Piper eased the tension with a grin. “Come, take a seat in the living room. Anyone want tea?”
Both Jeb and Rachel declined.
They sat on overstuffed sofas surrounded by artsy decor. The view over the lake was stunning from the living room’s large picture windows. Shelves lined the one wall and were packed floor to ceiling with books and magazines.
“What can we help you with?” Piper said.
Jeb leaned forward, resting his arm
s on his knees. “You had a vision when you first touched Amy all those years ago. Are you able to tell us exactly what you saw? Can you still remember it?”
Piper nodded. “Indelibly. I saw two distinct figures, males—”
“You saw their features?” Rachel interrupted.
“It doesn’t always work like that,” Piper explained. “I didn’t see their faces in this case, but rather the shadowy forms of two distinct males, which is likely what Amy remembered, and what I was picking up from her subconscious. However, I also had a sense of there being two or more other guys as well, in a peripheral way.”
Rachel’s mouth flattened and her eyes narrowed slightly. Jeb could see doubt written all over her. “How can you be sure? I mean, if you don’t see faces?”
“It’s a sense of separate souls, individuals.
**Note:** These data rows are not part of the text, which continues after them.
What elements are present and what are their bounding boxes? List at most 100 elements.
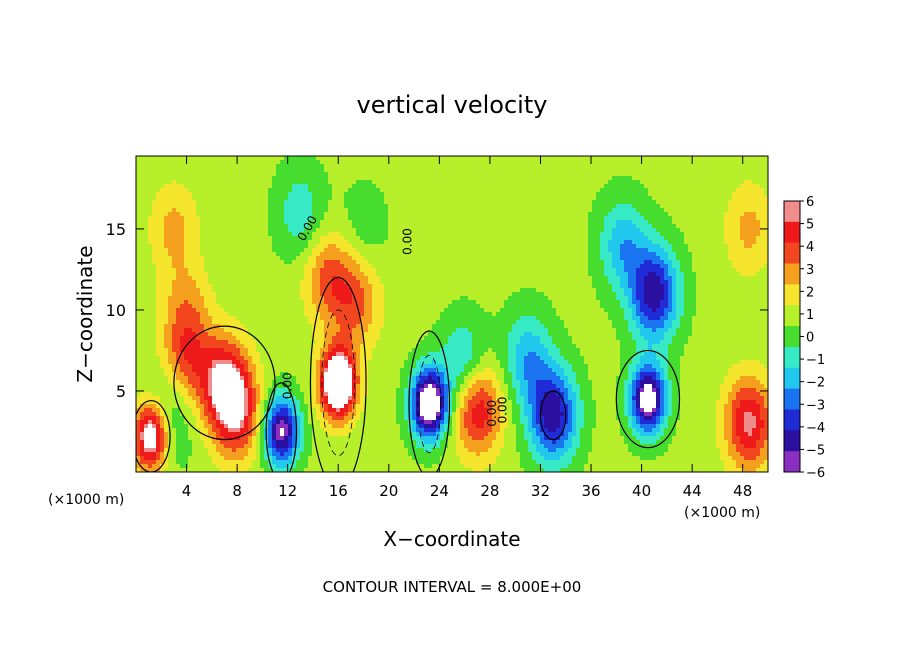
heatmap-cell [356, 244, 361, 249]
heatmap-cell [164, 216, 169, 221]
heatmap-cell [276, 252, 281, 257]
heatmap-cell [536, 272, 541, 277]
heatmap-cell [212, 244, 217, 249]
chart-title: vertical velocity [357, 91, 548, 119]
heatmap-cell [468, 164, 473, 169]
heatmap-cell [700, 264, 705, 269]
heatmap-cell [752, 172, 757, 177]
heatmap-cell [212, 172, 217, 177]
heatmap-cell [376, 224, 381, 229]
heatmap-cell [220, 264, 225, 269]
heatmap-cell [364, 248, 369, 253]
heatmap-cell [488, 172, 493, 177]
heatmap-cell [248, 184, 253, 189]
heatmap-cell [612, 180, 617, 185]
heatmap-cell [540, 168, 545, 173]
heatmap-cell [652, 176, 657, 181]
heatmap-cell [264, 172, 269, 177]
heatmap-cell [724, 156, 729, 161]
heatmap-cell [292, 200, 297, 205]
heatmap-cell [536, 212, 541, 217]
heatmap-cell [488, 212, 493, 217]
heatmap-cell [524, 188, 529, 193]
heatmap-cell [708, 232, 713, 237]
heatmap-cell [172, 188, 177, 193]
heatmap-cell [448, 256, 453, 261]
heatmap-cell [332, 156, 337, 161]
heatmap-cell [256, 272, 261, 277]
heatmap-cell [220, 220, 225, 225]
heatmap-cell [376, 180, 381, 185]
heatmap-cell [504, 220, 509, 225]
heatmap-cell [460, 268, 465, 273]
heatmap-cell [160, 208, 165, 213]
heatmap-cell [232, 176, 237, 181]
heatmap-cell [624, 184, 629, 189]
heatmap-cell [240, 256, 245, 261]
heatmap-cell [528, 244, 533, 249]
heatmap-cell [328, 268, 333, 273]
heatmap-cell [160, 224, 165, 229]
heatmap-cell [728, 180, 733, 185]
heatmap-cell [304, 240, 309, 245]
heatmap-cell [368, 168, 373, 173]
heatmap-cell [744, 244, 749, 249]
heatmap-cell [644, 260, 649, 265]
heatmap-cell [312, 272, 317, 277]
heatmap-cell [488, 192, 493, 197]
heatmap-cell [212, 268, 217, 273]
heatmap-cell [488, 248, 493, 253]
heatmap-cell [628, 196, 633, 201]
heatmap-cell [688, 196, 693, 201]
heatmap-cell [548, 224, 553, 229]
heatmap-cell [496, 272, 501, 277]
heatmap-cell [156, 276, 161, 281]
heatmap-cell [256, 224, 261, 229]
heatmap-cell [640, 260, 645, 265]
heatmap-cell [764, 252, 768, 257]
heatmap-cell [464, 276, 469, 281]
heatmap-cell [544, 264, 549, 269]
heatmap-cell [608, 208, 613, 213]
heatmap-cell [372, 156, 377, 161]
heatmap-cell [216, 252, 221, 257]
heatmap-cell [316, 248, 321, 253]
heatmap-cell [684, 176, 689, 181]
heatmap-cell [224, 244, 229, 249]
heatmap-cell [396, 220, 401, 225]
heatmap-cell [656, 256, 661, 261]
heatmap-cell [712, 188, 717, 193]
heatmap-cell [472, 196, 477, 201]
heatmap-cell [248, 160, 253, 165]
heatmap-cell [156, 228, 161, 233]
heatmap-cell [580, 256, 585, 261]
heatmap-cell [564, 164, 569, 169]
heatmap-cell [552, 192, 557, 197]
heatmap-cell [152, 180, 157, 185]
heatmap-cell [680, 208, 685, 213]
heatmap-cell [672, 236, 677, 241]
heatmap-cell [584, 184, 589, 189]
heatmap-cell [560, 260, 565, 265]
heatmap-cell [740, 264, 745, 269]
heatmap-cell [428, 260, 433, 265]
heatmap-cell [464, 220, 469, 225]
heatmap-cell [552, 204, 557, 209]
heatmap-cell [424, 188, 429, 193]
heatmap-cell [700, 172, 705, 177]
heatmap-cell [608, 160, 613, 165]
heatmap-cell [724, 268, 729, 273]
heatmap-cell [364, 240, 369, 245]
heatmap-cell [580, 216, 585, 221]
heatmap-cell [488, 268, 493, 273]
heatmap-cell [680, 212, 685, 217]
heatmap-cell [532, 156, 537, 161]
heatmap-cell [168, 240, 173, 245]
heatmap-cell [728, 212, 733, 217]
heatmap-cell [152, 280, 157, 285]
heatmap-cell [572, 244, 577, 249]
heatmap-cell [588, 276, 593, 281]
heatmap-cell [260, 204, 265, 209]
heatmap-cell [604, 248, 609, 253]
heatmap-cell [640, 244, 645, 249]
Distinct.”
“I see,” Rachel said.
“I know it’s difficult for some people to grasp.” Piper bent down, spoke softly to her daughter. “Crystal, can you go fetch the cookie tin in the kitchen?” She waited while her child slid off the sofa and left the room, then said, “The two males in the foreground of my vision were attacking, raping a screaming woman. I got an image of a handgun, and one of them was . . .” She glanced toward the door, making sure Crystal had disappeared. “He was using it to rape the woman.”
Rachel swallowed hard, her face going markedly pale. Jeb felt ill. No matter how many times he heard this stuff, it affected him physically. It had come out in court that Amy had been sexually assaulted with a foreign object, front and back.
“Was it Amy who these two guys were attacking in your vision?” Rachel asked, her voice tight.
“I believe what I was picking up was Amy’s suppressed and horrific memory of watching her friend Merilee being raped by at least two guys.”
Dracon looked away, out the window, features tight.
Piper reached over and placed her hand over her husband’s knee. “That’s how it works for me. I can see people’s nightmares, the ghosts, memories that haunt them. Often those hauntings are vivid images locked in the subconscious. I can bring them out in starker detail sometimes if I sit down and draw the person being affected by the image. The act of drawing seems to open a channel in my mind and connect me more deeply.” She glanced at Dracon as she spoke.